Take a pinch of cinnamon with one hand and a pinch of vanilla with the other; delicately sprinkle both into the mixture. Now rub your hands together and bring your attention to your neck, patting your palms against it. This detail is essential for a good rice pudding.

On low heat, continue to stir the pudding for fifteen more minutes until the rice is tender. Whisper a secret close to the pot. Choose your secret wisely. Add half a cup of sugar and continue to stir, until dissolved, completely, completely. The sugar always comes last, after a long wait. The lower the heat, the sweeter the dish.  


My love calls me
I come without question
to the one who stole sleep from me
and my peace of mind

Serve warm in a pink glass dish, topped with a sprinkling of cinnamon.

With partially opened lips, place your special imprint on its surface.

Eat slowly with your fingers, with someone you love. 

I am on his path
his path is beauty
hey, lovers’ sun
weave our story


All italicized words are from the song I Belong to My Love by the Lebanese singer Fairuz.
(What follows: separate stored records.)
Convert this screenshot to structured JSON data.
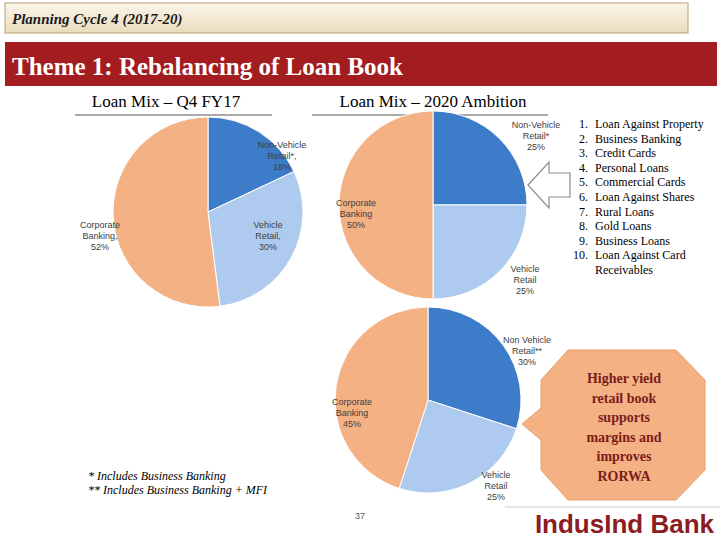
{
  "chart_data": [
    {
      "type": "pie",
      "title": "Loan Mix – Q4 FY17",
      "categories": [
        "Non-Vehicle Retail*,",
        "Vehicle Retail,",
        "Corporate Banking,"
      ],
      "values": [
        18,
        30,
        52
      ],
      "value_labels": [
        "18%",
        "30%",
        "52%"
      ],
      "colors": [
        "#3d7cc9",
        "#aecbef",
        "#f4b183"
      ],
      "data_labels": true
    },
    {
      "type": "pie",
      "title": "Loan Mix – 2020 Ambition",
      "categories": [
        "Non-Vehicle Retail*",
        "Vehicle Retail",
        "Corporate Banking"
      ],
      "values": [
        25,
        25,
        50
      ],
      "value_labels": [
        "25%",
        "25%",
        "50%"
      ],
      "colors": [
        "#3d7cc9",
        "#aecbef",
        "#f4b183"
      ],
      "data_labels": true
    },
    {
      "type": "pie",
      "categories": [
        "Non Vehicle Retail**",
        "Vehicle Retail",
        "Corporate Banking"
      ],
      "values": [
        30,
        25,
        45
      ],
      "value_labels": [
        "30%",
        "25%",
        "45%"
      ],
      "colors": [
        "#3d7cc9",
        "#aecbef",
        "#f4b183"
      ],
      "data_labels": true
    }
  ],
  "page": {
    "header": "Planning Cycle 4 (2017-20)",
    "theme": "Theme 1: Rebalancing of Loan Book",
    "list": [
      {
        "number": "1.",
        "text": "Loan Against Property"
      },
      {
        "number": "2.",
        "text": "Business Banking"
      },
      {
        "number": "3.",
        "text": "Credit Cards"
      },
      {
        "number": "4.",
        "text": "Personal Loans"
      },
      {
        "number": "5.",
        "text": "Commercial Cards"
      },
      {
        "number": "6.",
        "text": "Loan Against Shares"
      },
      {
        "number": "7.",
        "text": "Rural Loans"
      },
      {
        "number": "8.",
        "text": "Gold Loans"
      },
      {
        "number": "9.",
        "text": "Business Loans"
      },
      {
        "number": "10.",
        "text": "Loan Against Card Receivables"
      }
    ],
    "callout": [
      "Higher yield",
      "retail book",
      "supports",
      "margins and",
      "improves",
      "RORWA"
    ],
    "footnotes": [
      "* Includes Business Banking",
      "** Includes Business Banking + MFI"
    ],
    "page_number": "37",
    "logo": "IndusInd Bank"
  }
}
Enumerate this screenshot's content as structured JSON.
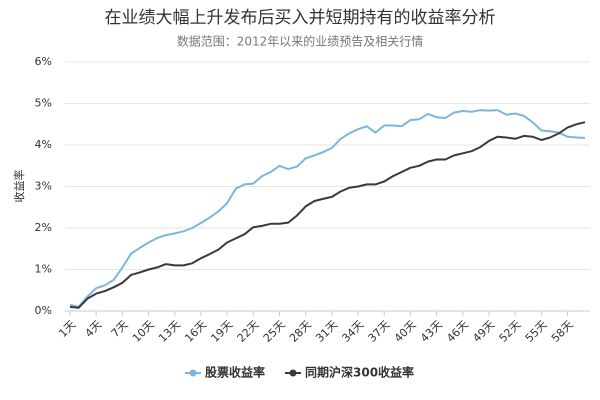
{
  "chart_data": {
    "type": "line",
    "title": "在业绩大幅上升发布后买入并短期持有的收益率分析",
    "subtitle": "数据范围：2012年以来的业绩预告及相关行情",
    "y_label": "收益率",
    "categories": [
      "1天",
      null,
      null,
      "4天",
      null,
      null,
      "7天",
      null,
      null,
      "10天",
      null,
      null,
      "13天",
      null,
      null,
      "16天",
      null,
      null,
      "19天",
      null,
      null,
      "22天",
      null,
      null,
      "25天",
      null,
      null,
      "28天",
      null,
      null,
      "31天",
      null,
      null,
      "34天",
      null,
      null,
      "37天",
      null,
      null,
      "40天",
      null,
      null,
      "43天",
      null,
      null,
      "46天",
      null,
      null,
      "49天",
      null,
      null,
      "52天",
      null,
      null,
      "55天",
      null,
      null,
      "58天",
      null,
      null
    ],
    "series": [
      {
        "name": "股票收益率",
        "color": "#7cb5e0",
        "values": [
          0.15,
          0.1,
          0.35,
          0.55,
          0.62,
          0.75,
          1.05,
          1.38,
          1.52,
          1.65,
          1.76,
          1.83,
          1.87,
          1.92,
          2.0,
          2.12,
          2.25,
          2.4,
          2.6,
          2.95,
          3.05,
          3.07,
          3.25,
          3.35,
          3.5,
          3.42,
          3.48,
          3.68,
          3.75,
          3.83,
          3.93,
          4.15,
          4.28,
          4.38,
          4.45,
          4.3,
          4.47,
          4.47,
          4.45,
          4.6,
          4.62,
          4.75,
          4.67,
          4.65,
          4.78,
          4.82,
          4.8,
          4.84,
          4.83,
          4.84,
          4.73,
          4.76,
          4.7,
          4.55,
          4.35,
          4.33,
          4.3,
          4.2,
          4.18,
          4.17
        ]
      },
      {
        "name": "同期沪深300收益率",
        "color": "#3a3a3a",
        "values": [
          0.1,
          0.08,
          0.3,
          0.42,
          0.48,
          0.57,
          0.68,
          0.87,
          0.93,
          1.0,
          1.05,
          1.13,
          1.1,
          1.1,
          1.15,
          1.27,
          1.37,
          1.48,
          1.65,
          1.75,
          1.85,
          2.02,
          2.05,
          2.1,
          2.1,
          2.13,
          2.3,
          2.52,
          2.65,
          2.7,
          2.75,
          2.88,
          2.97,
          3.0,
          3.05,
          3.05,
          3.12,
          3.25,
          3.35,
          3.45,
          3.5,
          3.6,
          3.65,
          3.65,
          3.75,
          3.8,
          3.85,
          3.95,
          4.1,
          4.2,
          4.18,
          4.15,
          4.22,
          4.2,
          4.12,
          4.18,
          4.28,
          4.42,
          4.5,
          4.55
        ]
      }
    ],
    "ylim": [
      0,
      6
    ],
    "yticks": [
      {
        "value": 0,
        "label": "0%"
      },
      {
        "value": 1,
        "label": "1%"
      },
      {
        "value": 2,
        "label": "2%"
      },
      {
        "value": 3,
        "label": "3%"
      },
      {
        "value": 4,
        "label": "4%"
      },
      {
        "value": 5,
        "label": "5%"
      },
      {
        "value": 6,
        "label": "6%"
      }
    ],
    "grid": true,
    "legend": "bottom"
  }
}
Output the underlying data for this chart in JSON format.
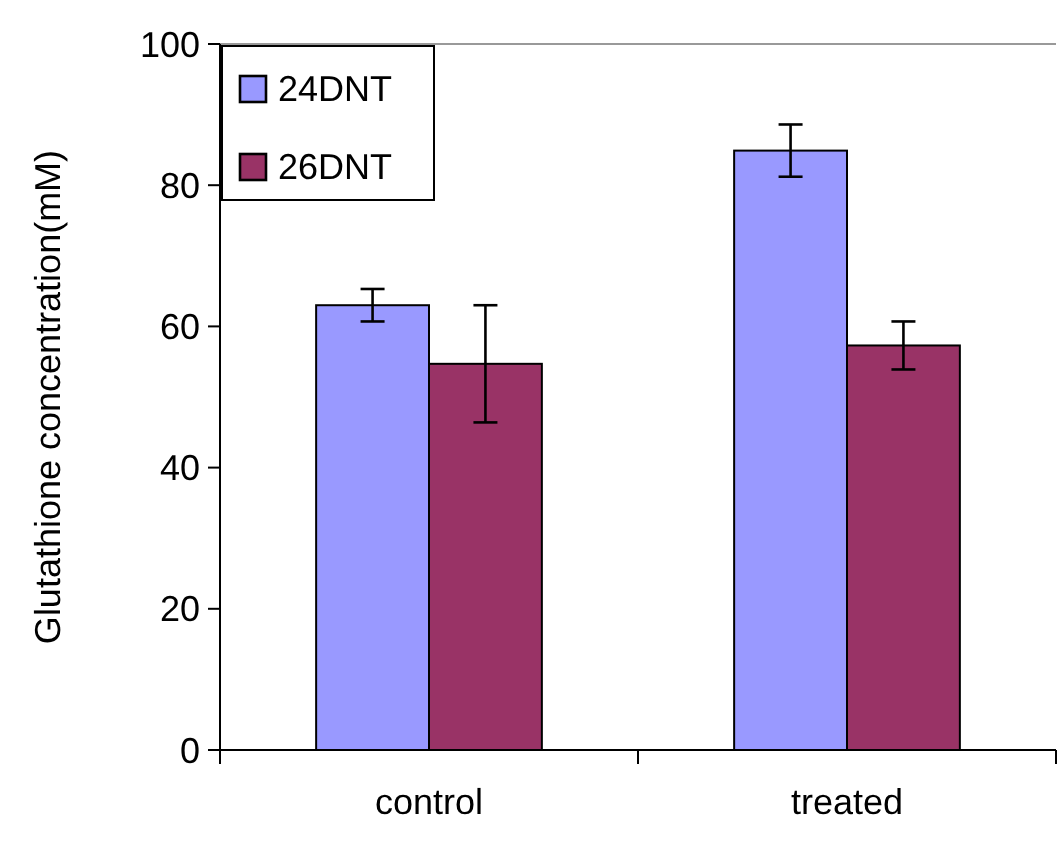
{
  "chart_data": {
    "type": "bar",
    "ylabel": "Glutathione concentration(mM)",
    "categories": [
      "control",
      "treated"
    ],
    "series": [
      {
        "name": "24DNT",
        "color": "#9999ff",
        "values": [
          63,
          84.9
        ],
        "errors": [
          2.3,
          3.7
        ]
      },
      {
        "name": "26DNT",
        "color": "#993366",
        "values": [
          54.7,
          57.3
        ],
        "errors": [
          8.3,
          3.4
        ]
      }
    ],
    "ylim": [
      0,
      100
    ],
    "yticks": [
      0,
      20,
      40,
      60,
      80,
      100
    ],
    "grid": false,
    "legend": "top left"
  }
}
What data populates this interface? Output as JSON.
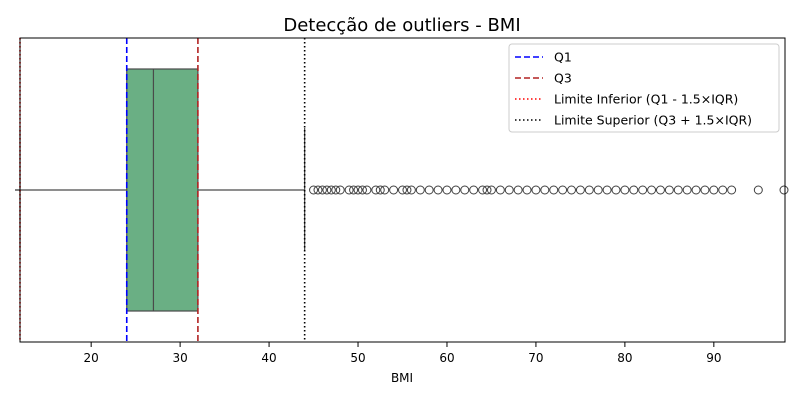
{
  "chart_data": {
    "type": "box",
    "title": "Detecção de outliers - BMI",
    "xlabel": "BMI",
    "ylabel": "",
    "xlim": [
      12,
      98
    ],
    "x_ticks": [
      20,
      30,
      40,
      50,
      60,
      70,
      80,
      90
    ],
    "box": {
      "whisker_low": 12,
      "q1": 24,
      "median": 27,
      "q3": 32,
      "whisker_high": 44,
      "fill_color": "#6aaf84",
      "edge_color": "#4a4a4a"
    },
    "outliers": [
      45,
      45.5,
      46,
      46.5,
      47,
      47.5,
      48,
      49,
      49.5,
      50,
      50.5,
      51,
      52,
      52.5,
      53,
      54,
      55,
      55.5,
      56,
      57,
      58,
      59,
      60,
      61,
      62,
      63,
      64,
      64.5,
      65,
      66,
      67,
      68,
      69,
      70,
      71,
      72,
      73,
      74,
      75,
      76,
      77,
      78,
      79,
      80,
      81,
      82,
      83,
      84,
      85,
      86,
      87,
      88,
      89,
      90,
      91,
      92,
      95,
      98
    ],
    "reference_lines": [
      {
        "name": "Q1",
        "value": 24,
        "color": "#0000ff",
        "style": "dashed"
      },
      {
        "name": "Q3",
        "value": 32,
        "color": "#b22222",
        "style": "dashed"
      },
      {
        "name": "Limite Inferior (Q1 - 1.5×IQR)",
        "value": 12,
        "color": "#ff0000",
        "style": "dotted"
      },
      {
        "name": "Limite Superior (Q3 + 1.5×IQR)",
        "value": 44,
        "color": "#000000",
        "style": "dotted"
      }
    ],
    "legend_position": "top-right",
    "grid": false
  }
}
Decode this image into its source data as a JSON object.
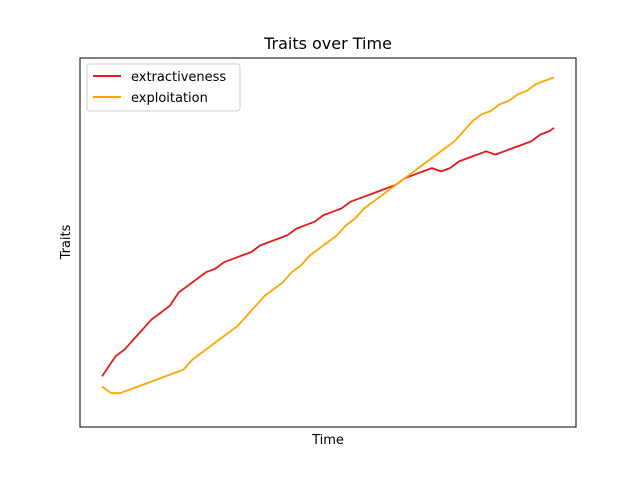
{
  "chart_data": {
    "type": "line",
    "title": "Traits over Time",
    "xlabel": "Time",
    "ylabel": "Traits",
    "x": [
      0,
      0.25,
      0.5,
      0.75,
      1
    ],
    "xlim": [
      0,
      1
    ],
    "ylim": [
      0,
      1
    ],
    "x_ticks_shown": false,
    "y_ticks_shown": false,
    "grid": false,
    "legend_position": "top-left",
    "series": [
      {
        "name": "extractiveness",
        "color": "#e31a1c",
        "points": [
          [
            0.0,
            0.1
          ],
          [
            0.01,
            0.12
          ],
          [
            0.02,
            0.14
          ],
          [
            0.03,
            0.16
          ],
          [
            0.05,
            0.18
          ],
          [
            0.07,
            0.21
          ],
          [
            0.09,
            0.24
          ],
          [
            0.11,
            0.27
          ],
          [
            0.13,
            0.29
          ],
          [
            0.15,
            0.31
          ],
          [
            0.17,
            0.35
          ],
          [
            0.19,
            0.37
          ],
          [
            0.21,
            0.39
          ],
          [
            0.23,
            0.41
          ],
          [
            0.25,
            0.42
          ],
          [
            0.27,
            0.44
          ],
          [
            0.29,
            0.45
          ],
          [
            0.31,
            0.46
          ],
          [
            0.33,
            0.47
          ],
          [
            0.35,
            0.49
          ],
          [
            0.37,
            0.5
          ],
          [
            0.39,
            0.51
          ],
          [
            0.41,
            0.52
          ],
          [
            0.43,
            0.54
          ],
          [
            0.45,
            0.55
          ],
          [
            0.47,
            0.56
          ],
          [
            0.49,
            0.58
          ],
          [
            0.51,
            0.59
          ],
          [
            0.53,
            0.6
          ],
          [
            0.55,
            0.62
          ],
          [
            0.57,
            0.63
          ],
          [
            0.59,
            0.64
          ],
          [
            0.61,
            0.65
          ],
          [
            0.63,
            0.66
          ],
          [
            0.65,
            0.67
          ],
          [
            0.67,
            0.69
          ],
          [
            0.69,
            0.7
          ],
          [
            0.71,
            0.71
          ],
          [
            0.73,
            0.72
          ],
          [
            0.75,
            0.71
          ],
          [
            0.77,
            0.72
          ],
          [
            0.79,
            0.74
          ],
          [
            0.81,
            0.75
          ],
          [
            0.83,
            0.76
          ],
          [
            0.85,
            0.77
          ],
          [
            0.87,
            0.76
          ],
          [
            0.89,
            0.77
          ],
          [
            0.91,
            0.78
          ],
          [
            0.93,
            0.79
          ],
          [
            0.95,
            0.8
          ],
          [
            0.97,
            0.82
          ],
          [
            0.99,
            0.83
          ],
          [
            1.0,
            0.84
          ]
        ]
      },
      {
        "name": "exploitation",
        "color": "#ffa500",
        "points": [
          [
            0.0,
            0.07
          ],
          [
            0.02,
            0.05
          ],
          [
            0.04,
            0.05
          ],
          [
            0.06,
            0.06
          ],
          [
            0.08,
            0.07
          ],
          [
            0.1,
            0.08
          ],
          [
            0.12,
            0.09
          ],
          [
            0.14,
            0.1
          ],
          [
            0.16,
            0.11
          ],
          [
            0.18,
            0.12
          ],
          [
            0.2,
            0.15
          ],
          [
            0.22,
            0.17
          ],
          [
            0.24,
            0.19
          ],
          [
            0.26,
            0.21
          ],
          [
            0.28,
            0.23
          ],
          [
            0.3,
            0.25
          ],
          [
            0.32,
            0.28
          ],
          [
            0.34,
            0.31
          ],
          [
            0.36,
            0.34
          ],
          [
            0.38,
            0.36
          ],
          [
            0.4,
            0.38
          ],
          [
            0.42,
            0.41
          ],
          [
            0.44,
            0.43
          ],
          [
            0.46,
            0.46
          ],
          [
            0.48,
            0.48
          ],
          [
            0.5,
            0.5
          ],
          [
            0.52,
            0.52
          ],
          [
            0.54,
            0.55
          ],
          [
            0.56,
            0.57
          ],
          [
            0.58,
            0.6
          ],
          [
            0.6,
            0.62
          ],
          [
            0.62,
            0.64
          ],
          [
            0.64,
            0.66
          ],
          [
            0.66,
            0.68
          ],
          [
            0.68,
            0.7
          ],
          [
            0.7,
            0.72
          ],
          [
            0.72,
            0.74
          ],
          [
            0.74,
            0.76
          ],
          [
            0.76,
            0.78
          ],
          [
            0.78,
            0.8
          ],
          [
            0.8,
            0.83
          ],
          [
            0.82,
            0.86
          ],
          [
            0.84,
            0.88
          ],
          [
            0.86,
            0.89
          ],
          [
            0.88,
            0.91
          ],
          [
            0.9,
            0.92
          ],
          [
            0.92,
            0.94
          ],
          [
            0.94,
            0.95
          ],
          [
            0.96,
            0.97
          ],
          [
            0.98,
            0.98
          ],
          [
            1.0,
            0.99
          ]
        ]
      }
    ]
  }
}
Rehab Bassam is a lover of books and baked goods and is obsessed with cats. She studied English literature, worked in market research, advertising, editing, and translation. Spent almost ten delightful years working in publishing as an editor, translator, and publishing manager, with a passion for children’s books. Currently living in Newcastle upon Tyne, UK, where she’s raising two kids, runs an Arabic school, and is working on her first novel, and (maybe) a couple of children’s books. Rehab was among the first Egyptian bloggers and one of the few who used her blog to publish her short stories. Selections of her blog posts were compiled in a book called Rice Pudding for Two (Dar El Shorouk, 2008), which became an instant bestseller.

Fatima El-Kalay was born in England to Egyptian parents, but grew up in Scotland. She has a Master’s degree in creative writing and writes poetry, short fiction, and creative nonfiction. Her work has been published in Passionfruit, Rowayat, Anomalous Press and Poetry Birmingham Literary Review.  She was shortlisted for the London Independent Story Prize ( LISP),  and in ArabLit Quarterly for their first short story in translation competition. Fatima teaches fiction and poetry writing. She has a poetry book in progress and a collaborative short story collection that is due for publication. She is based in Cairo.